Tout à fait comme une musique dont il n’aurait pas la grammaire (Saint-Augustin est aussi l’auteur d’un traité sur la musique et sur la grammaire)… Il commence par porter en l’absence de toute raison son attention sur le fait qui lui apparaît que toute chose a (ou doit avoir) une cause, que la « nécessité » se donne de cette manière aussi particulière, aussi insistante. Non pas que cette idée conditionnerait, selon lui, son expérience (cette idée cartésienne puis kantienne de l’aperception ne le traverse aucunement). Saint-Augustin est incapable de trouver une raison à ce bruit irrégulier mais ce n’est pas ce qui cela qui l’étonne le plus. Disons que s’il y a étonnement le centre de gravité s’est déplacé. Ce qu’il recherche c’est une raison bien en retrait. Quand Licentius trouve une solution plausible de ce problème de canalisation (tellement évident par ailleurs), il s’étonne en même temps de l’étonnement de Saint-Augustin :
« - Je m’étonne, répondit-il, de ton étonnement.
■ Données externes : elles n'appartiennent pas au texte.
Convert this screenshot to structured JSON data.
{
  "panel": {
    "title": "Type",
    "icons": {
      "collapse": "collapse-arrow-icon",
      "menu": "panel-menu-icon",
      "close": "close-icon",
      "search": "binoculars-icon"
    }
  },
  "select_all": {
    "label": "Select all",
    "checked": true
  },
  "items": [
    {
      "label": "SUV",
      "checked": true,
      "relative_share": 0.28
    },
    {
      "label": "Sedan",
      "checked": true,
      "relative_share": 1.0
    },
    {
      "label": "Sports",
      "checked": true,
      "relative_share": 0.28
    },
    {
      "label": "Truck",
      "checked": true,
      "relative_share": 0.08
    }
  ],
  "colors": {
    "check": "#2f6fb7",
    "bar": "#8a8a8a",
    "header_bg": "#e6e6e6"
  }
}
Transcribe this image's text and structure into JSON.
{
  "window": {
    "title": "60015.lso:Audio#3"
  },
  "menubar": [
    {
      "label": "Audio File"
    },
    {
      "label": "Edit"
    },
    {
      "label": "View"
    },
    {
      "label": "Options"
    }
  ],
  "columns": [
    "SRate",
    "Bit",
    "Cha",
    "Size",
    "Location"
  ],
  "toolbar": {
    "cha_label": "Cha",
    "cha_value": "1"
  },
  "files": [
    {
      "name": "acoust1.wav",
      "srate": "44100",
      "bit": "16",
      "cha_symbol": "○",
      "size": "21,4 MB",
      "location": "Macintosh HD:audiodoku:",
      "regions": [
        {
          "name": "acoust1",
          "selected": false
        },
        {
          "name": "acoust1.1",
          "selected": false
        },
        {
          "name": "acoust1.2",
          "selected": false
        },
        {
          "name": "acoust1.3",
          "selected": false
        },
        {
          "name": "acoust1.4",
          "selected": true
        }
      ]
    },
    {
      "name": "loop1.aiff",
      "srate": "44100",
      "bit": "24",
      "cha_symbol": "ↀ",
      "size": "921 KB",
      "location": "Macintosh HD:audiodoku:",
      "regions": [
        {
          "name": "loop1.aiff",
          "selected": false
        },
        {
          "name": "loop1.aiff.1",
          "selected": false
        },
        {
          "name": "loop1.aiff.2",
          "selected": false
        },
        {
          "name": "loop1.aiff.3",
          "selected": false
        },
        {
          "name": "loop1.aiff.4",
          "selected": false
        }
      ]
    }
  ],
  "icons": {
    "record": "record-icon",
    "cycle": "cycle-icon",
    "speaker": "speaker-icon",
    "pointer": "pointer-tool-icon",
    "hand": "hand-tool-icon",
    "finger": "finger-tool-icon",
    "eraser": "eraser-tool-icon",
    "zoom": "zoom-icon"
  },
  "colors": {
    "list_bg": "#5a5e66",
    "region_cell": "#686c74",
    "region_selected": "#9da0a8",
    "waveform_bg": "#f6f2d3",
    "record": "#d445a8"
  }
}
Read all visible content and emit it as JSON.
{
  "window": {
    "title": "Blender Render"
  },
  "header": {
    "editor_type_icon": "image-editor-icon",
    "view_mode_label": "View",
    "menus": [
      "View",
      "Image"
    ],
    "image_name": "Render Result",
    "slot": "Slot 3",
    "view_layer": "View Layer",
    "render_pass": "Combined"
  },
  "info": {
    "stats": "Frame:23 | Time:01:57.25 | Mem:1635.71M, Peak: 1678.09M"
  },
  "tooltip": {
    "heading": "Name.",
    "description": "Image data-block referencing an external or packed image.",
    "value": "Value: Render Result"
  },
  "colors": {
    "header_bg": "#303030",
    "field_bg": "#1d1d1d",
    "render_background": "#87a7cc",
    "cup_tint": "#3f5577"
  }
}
- Quel est la source de l’étonnement, quelle est la mère de ce vice sinon une chose inhabituelle manifestement en dehors de l’ordre des causes ?
- Manifestement en dehors, répéta-t-il, soit : rien ne semble être en dehors de l’ordre.
A ces mots un espoir plus vif que d’habitude, lorsque je leur pose des questions se leva en moi : tant était si grand ce que l’esprit du jeune homme, tourné vers ces questions depuis hier à peine, alors même que nous n’en avions jamais discuté, venait en un instant de concevoir. »
Dans ce texte, enfin, j'y viens, il est question d’un personnage important : une souris. Elle va participer à tout cet arrière-plan sur l’attrait de la poésie, et à toute une argumentation sur la prédestination. Elle est l’agent principal de ce qui garantit au texte de Saint-Augustin son genre puisqu’elle vient réveiller tout à fait opportunément Idionisas, l’interlocuteur principal qui manquait à Saint-Augustin pour commencer vraiment ce dialogue et introduire cette question de la nécessité, de l’ordre, de la méthode. Il s’agit donc d’introduire en même temps au genre et de fait à sa dimension philosophique car il est acquis le genre du dialogue à l’époque de Saint-Augustin, du fait de l’influence du texte platonicien et de son commentaire est nécessairement un genre philosophique. Un des buts du dialogue est de détourner Idionisas (endormi, ce qui est une image de son égarement) de la poésie et de l’amener à la philosophie. (Ici, on aura en mémoire le philèbe dans lequel Socrate entraîne complaisamment Philèbe au dehors de la cité pour introduire la question de l’écriture).